Judge Upholds Decision To Deny Steven Avery Of ‘Making A Murderer' A New Trial

"We will pursue the case in federal court all the way to the US Supreme Court," said Avery's lawyer.

Less than two months since they last faced each other in court, a Wisconsin judge has upheld her decision to deny Steven Avery a new trial for the 2005 murder of Teresa Halbach. Circuit Court Judge Angela Sutkiewicz had previously ruled on October 3 that "The defendant has failed to establish any grounds that would trigger the right to a new trial in the interests of justice." Avery was the subject of the 2015 Netflix series "Making A Murderer," which chronicled his troubled history with law enforcement, which includes a 1985 wrongful conviction on sexual assault charges for which he served 18 years in prison before being exonerated due to DNA evidence.

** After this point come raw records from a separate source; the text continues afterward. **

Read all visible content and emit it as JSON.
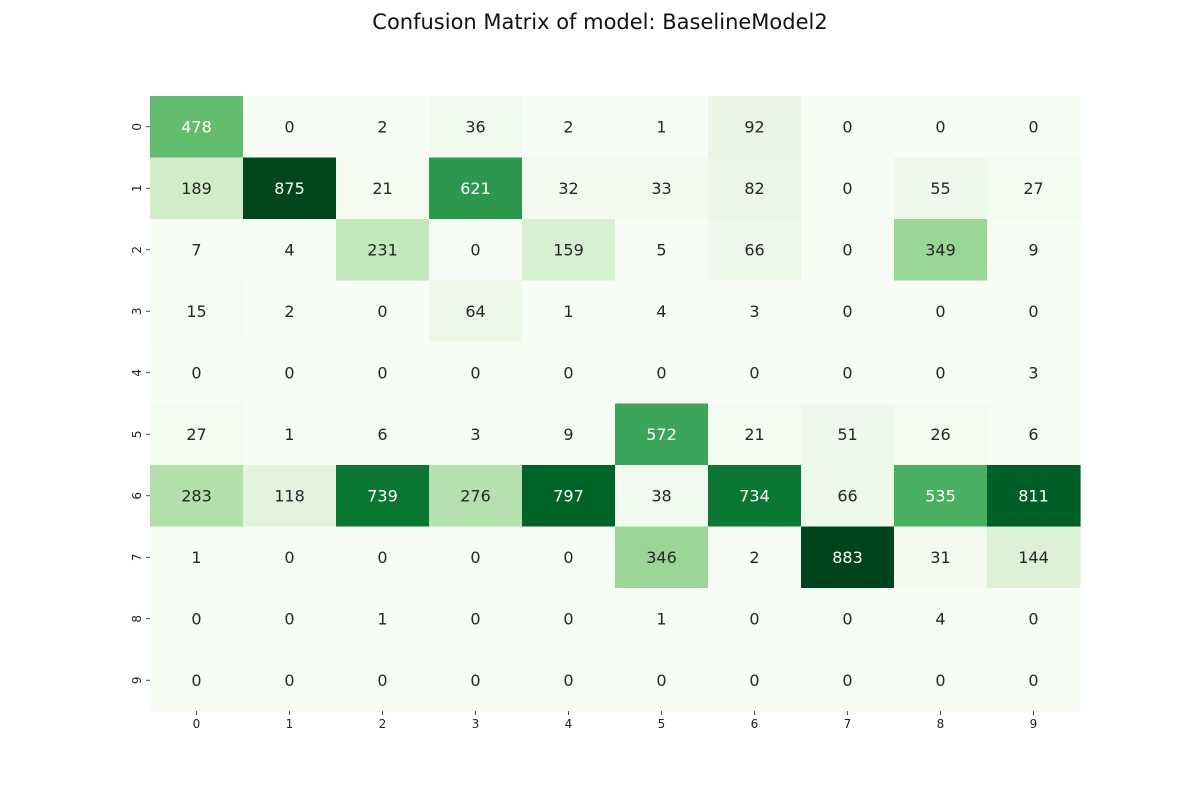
{
  "chart_data": {
    "type": "heatmap",
    "title": "Confusion Matrix of model: BaselineModel2",
    "xlabel": "",
    "ylabel": "",
    "x_ticks": [
      "0",
      "1",
      "2",
      "3",
      "4",
      "5",
      "6",
      "7",
      "8",
      "9"
    ],
    "y_ticks": [
      "0",
      "1",
      "2",
      "3",
      "4",
      "5",
      "6",
      "7",
      "8",
      "9"
    ],
    "colormap": "Greens",
    "colorbar": false,
    "value_range": [
      0,
      883
    ],
    "colors": {
      "low": "#f7fcf5",
      "high": "#00441b",
      "light_text": "#ffffff",
      "dark_text": "#262626"
    },
    "matrix": [
      [
        478,
        0,
        2,
        36,
        2,
        1,
        92,
        0,
        0,
        0
      ],
      [
        189,
        875,
        21,
        621,
        32,
        33,
        82,
        0,
        55,
        27
      ],
      [
        7,
        4,
        231,
        0,
        159,
        5,
        66,
        0,
        349,
        9
      ],
      [
        15,
        2,
        0,
        64,
        1,
        4,
        3,
        0,
        0,
        0
      ],
      [
        0,
        0,
        0,
        0,
        0,
        0,
        0,
        0,
        0,
        3
      ],
      [
        27,
        1,
        6,
        3,
        9,
        572,
        21,
        51,
        26,
        6
      ],
      [
        283,
        118,
        739,
        276,
        797,
        38,
        734,
        66,
        535,
        811
      ],
      [
        1,
        0,
        0,
        0,
        0,
        346,
        2,
        883,
        31,
        144
      ],
      [
        0,
        0,
        1,
        0,
        0,
        1,
        0,
        0,
        4,
        0
      ],
      [
        0,
        0,
        0,
        0,
        0,
        0,
        0,
        0,
        0,
        0
      ]
    ]
  }
}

Following the October 3 ruling, Avery’s lawyer Kathleen Zellner had asked Judge Sutkiewicz to reconsider. However, in a decision filed Tuesday, Sutkiewicz upholds that “The court does not find that the defendant’s interpretations of the facts of this case or his interpretation of legal precedent are correct and finds no basis to reverse its previous decision.”

Avery and his nephew Brendan Dassey were convicted in separate trials in 2007 for the murder of the 25-year-old photographer who was last seen at a salvage yard belonging to the Avery family. Dassey’s conviction was overturned in 2016 after a federal magistrate judge determined that his confession had been coerced. It is the contention of Avery's lawyer and the "Making A Murderer" series that Avery's conviction was also the result of an overzelous prosecution. 

Following Judge Sutkiewicz decision, Zellner issued a terse tweet, saying, “Avery trial court issues new opinion 11 days after it no longer has jurisdiction of case which is now with the appellate court.” In another statement, sent to USA TODAY NETWORK-Wisconsin, she said, "We fully expect the case to be reversed by the higher court in Wisconsin. However, regardless of what happens in Wisconsin we will pursue the case in federal court all the way to the U.S. Supreme Court because Mr. Avery did not receive a fair trial because of numerous constitutional violations.”